Necropsia de ballena jorobada varada en Coquimbo busca esclarecer su muerte

Gabriel Aguilera Foto: Orellana y Jean Pierre Angel González.
El ejemplar, un macho juvenil, fue encontrado en Punta de Teatinos. Sernapesca activó el protocolo de varamiento y convocó a especialistas para obtener muestras y determinar las posibles causas del deceso.
Por Equipo de Preservar.
Una ballena jorobada (Megaptera novaeangliae) fue encontrada muerta tras varar en el sector de Punta de Teatinos, en la Región de Coquimbo, un episodio que movilizó a especialistas de distintas instituciones para intentar establecer qué provocó la muerte del cetáceo.
Tras corroborarse el hallazgo, el Servicio Nacional de Pesca y Acuicultura (Sernapesca) activó el protocolo correspondiente y coordinó la realización de una necropsia con profesionales especializados en fauna silvestre y mamíferos marinos. El procedimiento incluyó la toma de muestras que serán sometidas a análisis antes de establecer conclusiones sobre el origen del fallecimiento.
Según explicó Gerardo Cerda, encargado regional de la Unidad de Conservación y Biodiversidad de Pesca de Sernapesca en Coquimbo, se trataba de un macho juvenil de ballena jorobada. Una vez confirmado el varamiento, indicó, se informó a las autoridades y se coordinó la presencia de médicos veterinarios con experiencia en necropsias de mamíferos marinos.
Muestras para reconstruir las causas
Entre los participantes estuvo un equipo de la Universidad del Alba compuesto por profesionales de Medicina Veterinaria, conservación de fauna silvestre y un estudiante. Su trabajo contempló la evaluación del ejemplar, la obtención de muestras biológicas y el registro de imágenes que puedan servir como apoyo al diagnóstico.
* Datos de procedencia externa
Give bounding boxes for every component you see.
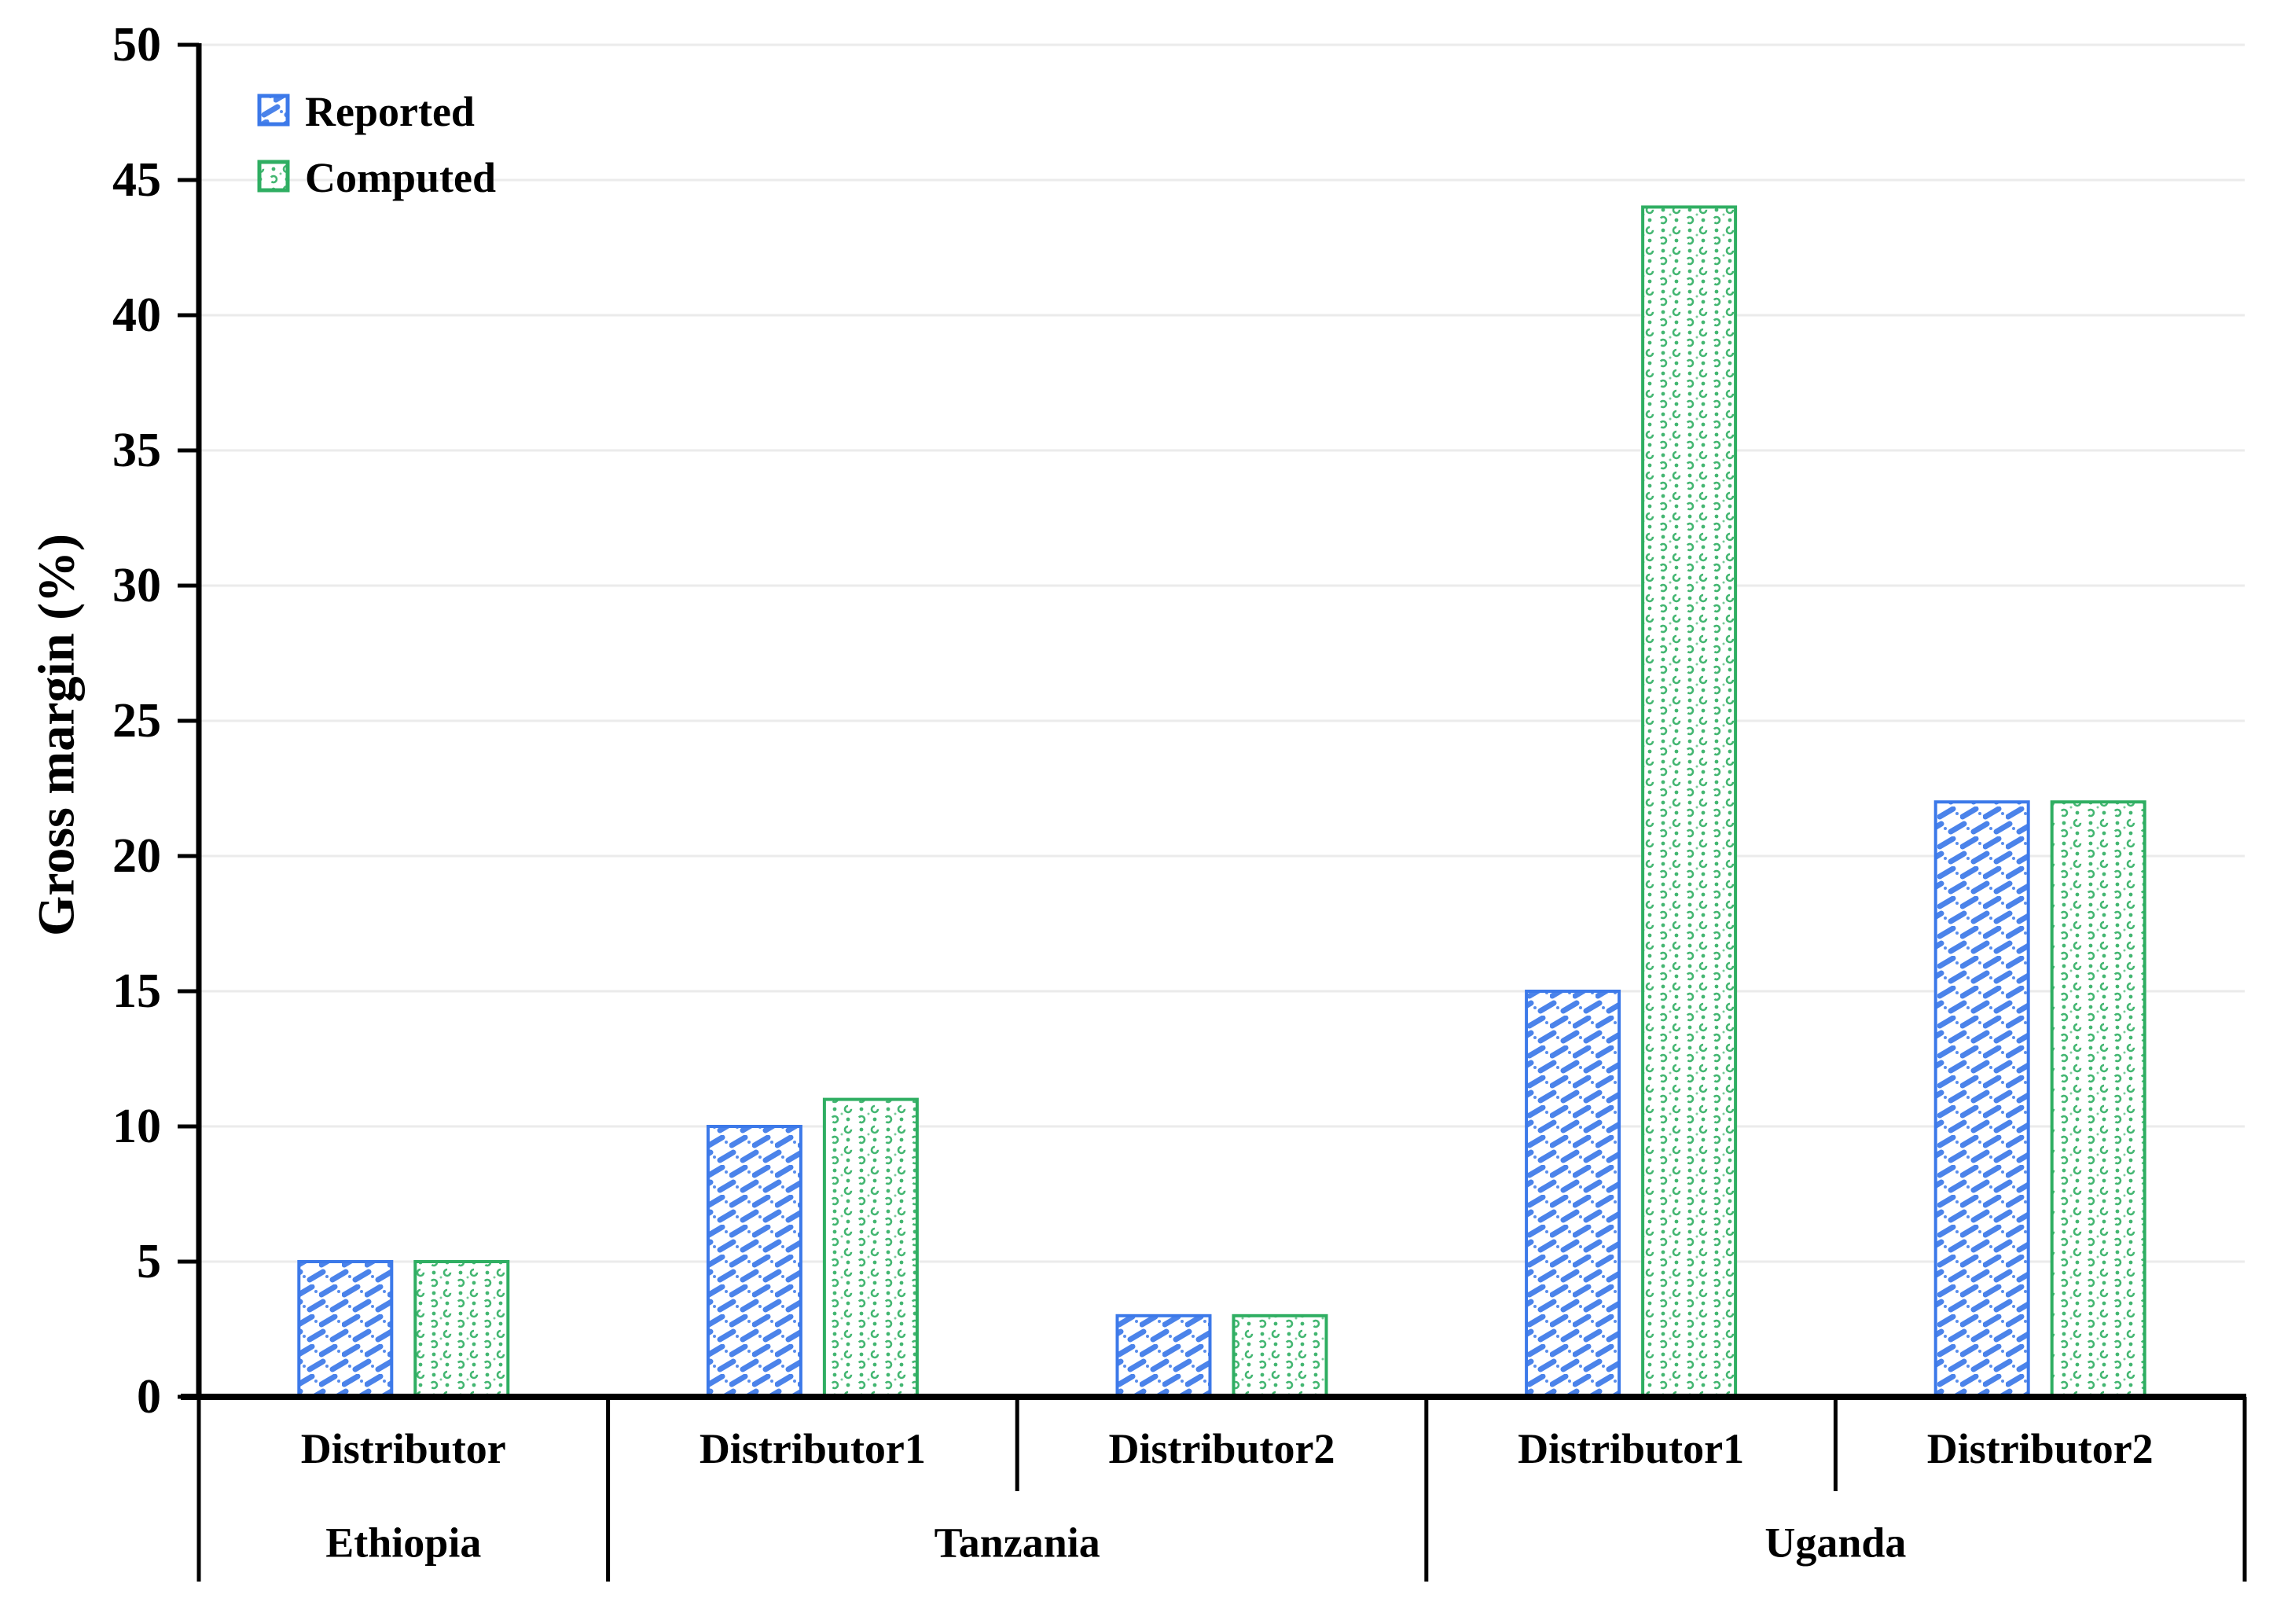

Carlos Flores, médico veterinario, patólogo y docente de esa casa de estudios, explicó que la institución mantiene desde hace más de dos años un convenio con Sernapesca que le ha permitido colaborar en la atención de varamientos de distintas especies de importancia hidrobiológica.
También intervinieron especialistas de la Universidad Santo Tomás, sede Viña del Mar, y de la ONG Panthalassa. Frederick Toro, médico veterinario de la primera institución, señaló que será el análisis posterior de las muestras, junto con los antecedentes recabados durante la necropsia, el que permitirá avanzar en la determinación de las causas de muerte.
Por ahora, por tanto, no existe una causa de muerte establecida. Atribuir el deceso a contaminación, colisión con una embarcación, interacción con artes de pesca o cualquier otro factor antes de contar con los resultados de laboratorio supondría ir más allá de la evidencia disponible.
Una gran migradora presente en las costas chilenas
La ballena jorobada es una especie presente en las costas de Chile y uno de los cetáceos más reconocibles por sus largas aletas pectorales. Realiza extensas migraciones entre zonas de reproducción de aguas más cálidas y áreas de alimentación frías y productivas. NOAA señala que algunas poblaciones recorren cerca de 8.000 kilómetros entre ambos tipos de hábitat y se alimentan principalmente de krill y pequeños peces.

Foto: Photo: Kewalo Basin Marine Mammal Laboratory & The Dolphin Institute
En Chile, su situación merece una atención particular. La ficha oficial del Ministerio del Medio Ambiente la mantiene clasificada como Vulnerable en todo el territorio nacional. Entre los riesgos descritos para la especie en Chile figuran la contaminación marina, las colisiones y heridas provocadas por embarcaciones, los enmallamientos en artes de pesca y distintas formas de perturbación humana.
La legislación chilena establece además una protección especial para los cetáceos. Las aguas bajo jurisdicción nacional fueron declaradas zona libre de caza de estos animales y la ballena jorobada está incluida entre las especies sometidas a veda extractiva. En las actividades de observación recreativa, Sernapesca exige mantener al menos 100 metros de distancia respecto de las jorobadas.
El ejemplar hallado en Punta de Teatinos abre ahora una investigación cuyo resultado dependerá del trabajo de laboratorio. Más allá de esclarecer un caso individual, las necropsias de grandes cetáceos permiten reunir información sobre su estado sanitario y las presiones que enfrentan en el océano, antecedentes relevantes para mejorar las estrategias de conservación de especies que recorren miles de kilómetros y atraviesan fronteras a lo largo de su ciclo de vida.